And yet there was one thing I knew right away: I was not ready to get divorced. In part this was simply because I realized I was too distraught to make a sensible decision. If I kicked Sam out in a rage, I might take him back once I cooled off, only to banish him again a few weeks later when more bad feelings hit. I couldn't do that to our kids.
But I was also reacting to the fact that I did not know who Sam was anymore; the person who had cheated on me was completely foreign to me (and to himself, as it turned out). I needed to find out who I was actually married to now. And whoever that person was, I knew (in my rare lucid moments) that our marriage must have stopped working for him somewhere along the way, and that fixing it was something we could only undertake together. I still felt attached to Sam—married to him, in my most random thoughts and habits, in my very blood and bones—and it seemed better to go through this trial with him than on my own.
The year following Sam's confession was wretched. I felt as if I were living forward and backward at the same time, excavating details about the past—ours and theirs—as I tried to figure out what came next: How could I keep our family on an even keel, and what could I do to fix our marriage, and was it even worth the trouble?
Sam went into therapy. I went into therapy. Night after night, we talked. I raged and called him names; he let me. I asked him questions and he answered, and although some of his replies will torment me forever (like, yes, they had sex in the bed in which we conceived our children), the mere fact that he was willing to talk made me feel safer and more connected, reassured me that he wasn't placing his memory of Daphne in a little private treasure box and pocketing the key.

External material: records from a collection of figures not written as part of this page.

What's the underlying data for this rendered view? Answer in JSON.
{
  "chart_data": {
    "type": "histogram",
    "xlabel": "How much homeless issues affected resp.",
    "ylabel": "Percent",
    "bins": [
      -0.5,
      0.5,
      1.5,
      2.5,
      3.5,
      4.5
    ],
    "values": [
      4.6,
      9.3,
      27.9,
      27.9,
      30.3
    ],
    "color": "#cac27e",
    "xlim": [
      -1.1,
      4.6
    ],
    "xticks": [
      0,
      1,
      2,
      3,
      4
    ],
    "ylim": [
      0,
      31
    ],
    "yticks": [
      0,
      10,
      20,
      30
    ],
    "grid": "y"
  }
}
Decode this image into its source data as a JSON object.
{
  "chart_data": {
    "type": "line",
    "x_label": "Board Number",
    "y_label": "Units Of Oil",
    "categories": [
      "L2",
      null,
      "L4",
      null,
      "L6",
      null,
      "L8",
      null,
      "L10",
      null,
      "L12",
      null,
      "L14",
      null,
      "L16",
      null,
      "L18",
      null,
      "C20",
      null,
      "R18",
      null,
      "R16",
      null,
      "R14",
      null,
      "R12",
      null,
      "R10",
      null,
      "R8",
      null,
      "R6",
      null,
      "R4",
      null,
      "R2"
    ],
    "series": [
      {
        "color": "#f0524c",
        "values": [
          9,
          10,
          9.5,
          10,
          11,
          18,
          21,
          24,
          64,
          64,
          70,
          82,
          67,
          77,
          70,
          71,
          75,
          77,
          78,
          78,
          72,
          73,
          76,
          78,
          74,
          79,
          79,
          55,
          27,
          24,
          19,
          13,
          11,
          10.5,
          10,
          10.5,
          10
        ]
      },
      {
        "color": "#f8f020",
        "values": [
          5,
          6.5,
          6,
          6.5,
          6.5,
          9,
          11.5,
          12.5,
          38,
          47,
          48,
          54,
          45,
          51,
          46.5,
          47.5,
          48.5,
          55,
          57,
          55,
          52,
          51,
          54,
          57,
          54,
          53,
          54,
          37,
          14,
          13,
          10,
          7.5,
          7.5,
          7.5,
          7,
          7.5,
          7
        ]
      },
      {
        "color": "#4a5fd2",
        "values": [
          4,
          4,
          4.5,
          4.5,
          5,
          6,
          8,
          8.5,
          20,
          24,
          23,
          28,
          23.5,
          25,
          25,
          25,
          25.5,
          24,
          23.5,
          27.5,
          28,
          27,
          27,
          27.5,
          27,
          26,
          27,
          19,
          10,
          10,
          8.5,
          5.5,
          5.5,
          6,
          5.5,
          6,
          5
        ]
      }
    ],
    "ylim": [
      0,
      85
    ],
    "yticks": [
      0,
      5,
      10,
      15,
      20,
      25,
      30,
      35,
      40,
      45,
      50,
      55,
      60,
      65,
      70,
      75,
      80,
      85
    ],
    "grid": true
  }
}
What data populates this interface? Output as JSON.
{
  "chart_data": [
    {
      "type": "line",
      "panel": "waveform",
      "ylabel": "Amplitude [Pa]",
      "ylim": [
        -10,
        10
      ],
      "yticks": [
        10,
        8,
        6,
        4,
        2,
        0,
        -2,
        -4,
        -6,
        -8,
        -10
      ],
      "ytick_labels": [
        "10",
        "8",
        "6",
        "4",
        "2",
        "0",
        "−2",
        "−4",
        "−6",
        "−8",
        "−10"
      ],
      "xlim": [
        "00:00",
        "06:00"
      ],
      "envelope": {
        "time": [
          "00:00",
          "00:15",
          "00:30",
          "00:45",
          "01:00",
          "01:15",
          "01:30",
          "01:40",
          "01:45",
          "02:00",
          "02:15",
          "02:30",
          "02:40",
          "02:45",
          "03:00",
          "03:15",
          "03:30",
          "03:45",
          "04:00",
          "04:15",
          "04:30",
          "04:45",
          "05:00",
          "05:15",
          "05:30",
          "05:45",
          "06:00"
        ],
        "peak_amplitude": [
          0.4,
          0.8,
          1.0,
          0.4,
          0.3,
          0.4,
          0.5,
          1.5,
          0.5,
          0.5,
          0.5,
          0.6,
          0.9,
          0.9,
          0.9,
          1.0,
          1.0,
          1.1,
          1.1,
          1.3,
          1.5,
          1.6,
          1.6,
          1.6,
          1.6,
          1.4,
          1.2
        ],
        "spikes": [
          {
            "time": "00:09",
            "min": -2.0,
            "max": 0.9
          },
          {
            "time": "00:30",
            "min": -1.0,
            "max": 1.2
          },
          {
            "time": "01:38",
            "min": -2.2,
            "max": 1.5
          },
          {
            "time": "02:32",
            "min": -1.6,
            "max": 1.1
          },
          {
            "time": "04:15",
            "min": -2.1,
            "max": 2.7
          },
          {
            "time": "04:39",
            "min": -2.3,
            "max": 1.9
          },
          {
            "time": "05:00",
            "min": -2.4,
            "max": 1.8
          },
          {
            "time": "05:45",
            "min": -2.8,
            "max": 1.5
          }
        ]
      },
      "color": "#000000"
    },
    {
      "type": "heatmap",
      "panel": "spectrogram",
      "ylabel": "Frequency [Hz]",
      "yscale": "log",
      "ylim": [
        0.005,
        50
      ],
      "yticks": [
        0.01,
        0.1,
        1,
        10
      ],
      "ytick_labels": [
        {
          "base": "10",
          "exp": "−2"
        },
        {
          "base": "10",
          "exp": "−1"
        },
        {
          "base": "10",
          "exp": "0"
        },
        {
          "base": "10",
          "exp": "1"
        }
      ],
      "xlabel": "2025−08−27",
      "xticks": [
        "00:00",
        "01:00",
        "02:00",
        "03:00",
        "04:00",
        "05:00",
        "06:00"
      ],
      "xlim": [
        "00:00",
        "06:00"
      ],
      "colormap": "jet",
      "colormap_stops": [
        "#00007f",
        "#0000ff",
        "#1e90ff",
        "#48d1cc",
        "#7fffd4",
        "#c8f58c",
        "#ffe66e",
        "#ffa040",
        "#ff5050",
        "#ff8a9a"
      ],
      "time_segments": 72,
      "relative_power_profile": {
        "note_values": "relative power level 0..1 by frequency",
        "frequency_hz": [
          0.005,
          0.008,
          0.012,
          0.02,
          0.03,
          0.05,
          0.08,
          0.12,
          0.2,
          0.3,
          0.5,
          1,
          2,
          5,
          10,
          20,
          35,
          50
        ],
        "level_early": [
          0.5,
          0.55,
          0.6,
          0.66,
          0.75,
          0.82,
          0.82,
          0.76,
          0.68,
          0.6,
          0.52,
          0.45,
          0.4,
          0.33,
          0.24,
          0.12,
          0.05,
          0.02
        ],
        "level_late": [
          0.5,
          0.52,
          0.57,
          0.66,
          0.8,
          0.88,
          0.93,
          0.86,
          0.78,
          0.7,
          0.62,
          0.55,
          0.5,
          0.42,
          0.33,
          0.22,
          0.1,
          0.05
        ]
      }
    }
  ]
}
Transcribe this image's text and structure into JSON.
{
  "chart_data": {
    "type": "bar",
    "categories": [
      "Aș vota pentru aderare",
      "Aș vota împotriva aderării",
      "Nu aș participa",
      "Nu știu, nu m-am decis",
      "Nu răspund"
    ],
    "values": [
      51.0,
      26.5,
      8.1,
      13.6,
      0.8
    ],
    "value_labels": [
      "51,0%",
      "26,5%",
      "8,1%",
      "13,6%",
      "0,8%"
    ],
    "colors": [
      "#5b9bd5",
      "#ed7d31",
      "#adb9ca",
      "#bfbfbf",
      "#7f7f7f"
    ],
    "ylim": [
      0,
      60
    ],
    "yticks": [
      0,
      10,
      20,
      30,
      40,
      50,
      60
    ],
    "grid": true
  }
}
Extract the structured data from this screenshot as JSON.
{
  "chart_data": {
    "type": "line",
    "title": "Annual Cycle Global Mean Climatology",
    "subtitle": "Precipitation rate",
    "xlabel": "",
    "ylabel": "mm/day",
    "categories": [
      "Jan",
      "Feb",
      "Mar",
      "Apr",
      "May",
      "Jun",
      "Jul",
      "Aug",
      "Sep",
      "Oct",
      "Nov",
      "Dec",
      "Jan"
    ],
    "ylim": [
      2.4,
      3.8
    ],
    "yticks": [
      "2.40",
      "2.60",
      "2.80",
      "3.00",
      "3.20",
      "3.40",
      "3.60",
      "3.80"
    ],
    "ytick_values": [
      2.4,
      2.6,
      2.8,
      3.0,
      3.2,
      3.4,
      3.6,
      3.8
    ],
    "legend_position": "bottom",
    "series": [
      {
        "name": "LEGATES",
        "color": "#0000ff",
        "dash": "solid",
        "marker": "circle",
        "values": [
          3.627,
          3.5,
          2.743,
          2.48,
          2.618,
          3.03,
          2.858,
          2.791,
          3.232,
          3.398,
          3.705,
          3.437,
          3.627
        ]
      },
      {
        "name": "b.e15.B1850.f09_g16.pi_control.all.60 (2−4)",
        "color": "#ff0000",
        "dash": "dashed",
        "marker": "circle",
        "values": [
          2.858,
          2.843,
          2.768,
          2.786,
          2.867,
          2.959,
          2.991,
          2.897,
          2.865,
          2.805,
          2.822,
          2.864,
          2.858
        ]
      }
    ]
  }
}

Equally important was his willingness to apologize. "I'm sorry" is a remarkably powerful phrase when it comes from the heart.
"You can just keep on saying that," I told him. "Over and over, whenever you feel it." And he did.
There were moments when I actually felt a weird tender pity for Sam, who had come to our marriage with less knowledge of himself and less experience of the opposite sex than I had, and who seemed to have gotten in over his head with Daphne.
Weirder still, I was frequently (freakishly, it felt) turned on—especially in those first couple of months—and though I kept insisting to Sam that it was just break-up sex we were having (in the laundry room, guest room, car), I could not for the life of me understand why I was attracted to the jerk, let alone having the best sex of my married life with him.
I write this because no one told me what it would be like. When I called my closest friends in the city where I'd lived for so long (a place that suddenly felt very far away; I was unbelievably lonely that entire year) and revealed to them what had happened, I always wound up asking them if they knew anyone—anyone—who had been through this and made it out the other side, anyone who'd survived an affair and come out happily married. Because I wanted to believe it was possible, and to know how it could be done. What was normal? Was there a road map? How long would it take? None of my friends seemed to know such a couple. Other marriages might have survived an affair, but no one was talking.
"What is the difference between trusting someone and taking them for granted?"